Food for thought… an interesting passage from chapter 85 (on chaos theory, also known as "bifurcation theory") of Richard Elwes' "Math In 100 Key Breakthroughs" (pgs. 345-7):
"How can one produce a random number? In the late 1940's, John von Neumann proposed a very strange answer to that question.  He suggested that applying a simple algebraic rule a few times should do the job. The rule is to begin with some number, call it x, and then multiply x by (1 - x), and multiply the result by 4. That is to say: x --> 4 X x X (1 - x).
"There does not seem to be anything especially 'random' about this bit of algebra. Once the initial number is chosen, say x = 0.1, the result of applying the rule is then completely predetermined. But a little experimentation reveals von Neumann's insight. The sequence produced by this rule runs: 0.1, 0.36, 0.9216, 0.2890, 0.8219, 0.5854, 0.9708, and so on (each number given to 4 decimal places). There does not seem to be much of a pattern here, and in fact that is no illusion. You can extend the sequence for as long as you like and in fact no pattern will emerge. Someone who did not know the rule being used would find it virtually impossible to distinguish between this sequence and one produced by a genuinely random physical process such as radioactive decay."…

"Today, von Neumann's rule is known as the logistic map, and it is one of the simplest examples of mathematical chaos, a phenomenon which has been recognized in many different situations…."

"In von Neumann's pseudorandom number generator, everything rests on the number 4, known as the parameter. Changing that value completely alters the behavior of the system. If one replaces 4 with a new parameter of 2, the logistic map ceases to be chaotic.
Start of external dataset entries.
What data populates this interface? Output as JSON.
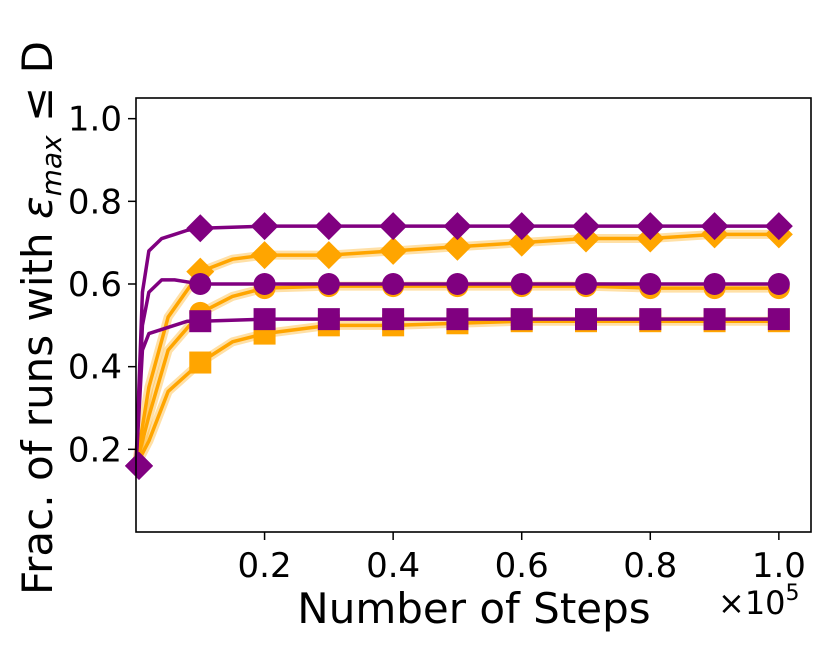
{
  "chart_data": {
    "type": "line",
    "xlabel": "Number of Steps",
    "ylabel_prefix": "Frac. of runs with ",
    "ylabel_eps": "ε",
    "ylabel_sub": "max",
    "ylabel_suffix": " ≤ D",
    "x_multiplier_base": "×10",
    "x_multiplier_exp": "5",
    "xlim": [
      0.0,
      1.05
    ],
    "ylim": [
      0.0,
      1.05
    ],
    "x_ticks": [
      0.2,
      0.4,
      0.6,
      0.8,
      1.0
    ],
    "x_tick_labels": [
      "0.2",
      "0.4",
      "0.6",
      "0.8",
      "1.0"
    ],
    "y_ticks": [
      0.2,
      0.4,
      0.6,
      0.8,
      1.0
    ],
    "y_tick_labels": [
      "0.2",
      "0.4",
      "0.6",
      "0.8",
      "1.0"
    ],
    "grid": false,
    "colors": {
      "purple": "#800080",
      "orange": "#FFA500"
    },
    "series": [
      {
        "color": "#FFA500",
        "marker": "diamond",
        "x": [
          0.0,
          0.02,
          0.05,
          0.1,
          0.15,
          0.2,
          0.3,
          0.4,
          0.5,
          0.6,
          0.7,
          0.8,
          0.9,
          1.0
        ],
        "y": [
          0.16,
          0.35,
          0.52,
          0.63,
          0.66,
          0.67,
          0.67,
          0.68,
          0.69,
          0.7,
          0.71,
          0.71,
          0.72,
          0.72
        ]
      },
      {
        "color": "#FFA500",
        "marker": "circle",
        "x": [
          0.0,
          0.02,
          0.05,
          0.1,
          0.15,
          0.2,
          0.3,
          0.4,
          0.5,
          0.6,
          0.7,
          0.8,
          0.9,
          1.0
        ],
        "y": [
          0.16,
          0.28,
          0.44,
          0.53,
          0.57,
          0.59,
          0.595,
          0.595,
          0.595,
          0.595,
          0.595,
          0.59,
          0.59,
          0.59
        ]
      },
      {
        "color": "#FFA500",
        "marker": "square",
        "x": [
          0.0,
          0.02,
          0.05,
          0.1,
          0.15,
          0.2,
          0.3,
          0.4,
          0.5,
          0.6,
          0.7,
          0.8,
          0.9,
          1.0
        ],
        "y": [
          0.16,
          0.22,
          0.34,
          0.41,
          0.46,
          0.48,
          0.5,
          0.5,
          0.505,
          0.51,
          0.51,
          0.51,
          0.51,
          0.51
        ]
      },
      {
        "color": "#800080",
        "marker": "diamond",
        "x": [
          0.0,
          0.01,
          0.02,
          0.04,
          0.06,
          0.08,
          0.1,
          0.2,
          0.3,
          0.4,
          0.5,
          0.6,
          0.7,
          0.8,
          0.9,
          1.0
        ],
        "y": [
          0.16,
          0.58,
          0.68,
          0.71,
          0.72,
          0.73,
          0.735,
          0.74,
          0.74,
          0.74,
          0.74,
          0.74,
          0.74,
          0.74,
          0.74,
          0.74
        ]
      },
      {
        "color": "#800080",
        "marker": "circle",
        "x": [
          0.0,
          0.01,
          0.02,
          0.04,
          0.06,
          0.08,
          0.1,
          0.2,
          0.3,
          0.4,
          0.5,
          0.6,
          0.7,
          0.8,
          0.9,
          1.0
        ],
        "y": [
          0.16,
          0.5,
          0.58,
          0.61,
          0.61,
          0.605,
          0.6,
          0.6,
          0.6,
          0.6,
          0.6,
          0.6,
          0.6,
          0.6,
          0.6,
          0.6
        ]
      },
      {
        "color": "#800080",
        "marker": "square",
        "x": [
          0.0,
          0.01,
          0.02,
          0.04,
          0.06,
          0.08,
          0.1,
          0.2,
          0.3,
          0.4,
          0.5,
          0.6,
          0.7,
          0.8,
          0.9,
          1.0
        ],
        "y": [
          0.16,
          0.44,
          0.48,
          0.49,
          0.5,
          0.51,
          0.51,
          0.515,
          0.515,
          0.515,
          0.515,
          0.515,
          0.515,
          0.515,
          0.515,
          0.515
        ]
      }
    ]
  }
}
Instead, for any starting value, the sequence will quickly home in on a fixed value of 0.5. This is known as an attracting point of the system.
"Increase the parameter from 2 to 3.4, and something new occurs. After a while, the sequence will endlessly flicker back and forth between two values around 0.84 and 0.45. This is known as an attracting 2-cycle. Raise the parameter a little higher to 3.5, and this is replaced with an attracting 4-cycle, and then at 3.55, an attracting 8-cycle, and so on. As the parameter increases, the length of the attracting cycle keeps doubling 15, 32, 64, and so on. This behavior is what chaos theorists call a sequence of bifurcations."
He goes on to explain that the bifurcations end once the parameter hits a certain threshold value known as the Feigenbaum point (named after chaos theorist Mitchell Feigenbaum). Beyond that point (like "4" in the example) the produced sequence will act chaotically forever, producing the famous "butterfly effect" whereby two sequences beginning at only slightly different starting values "end up entirely unrecognizable from each other."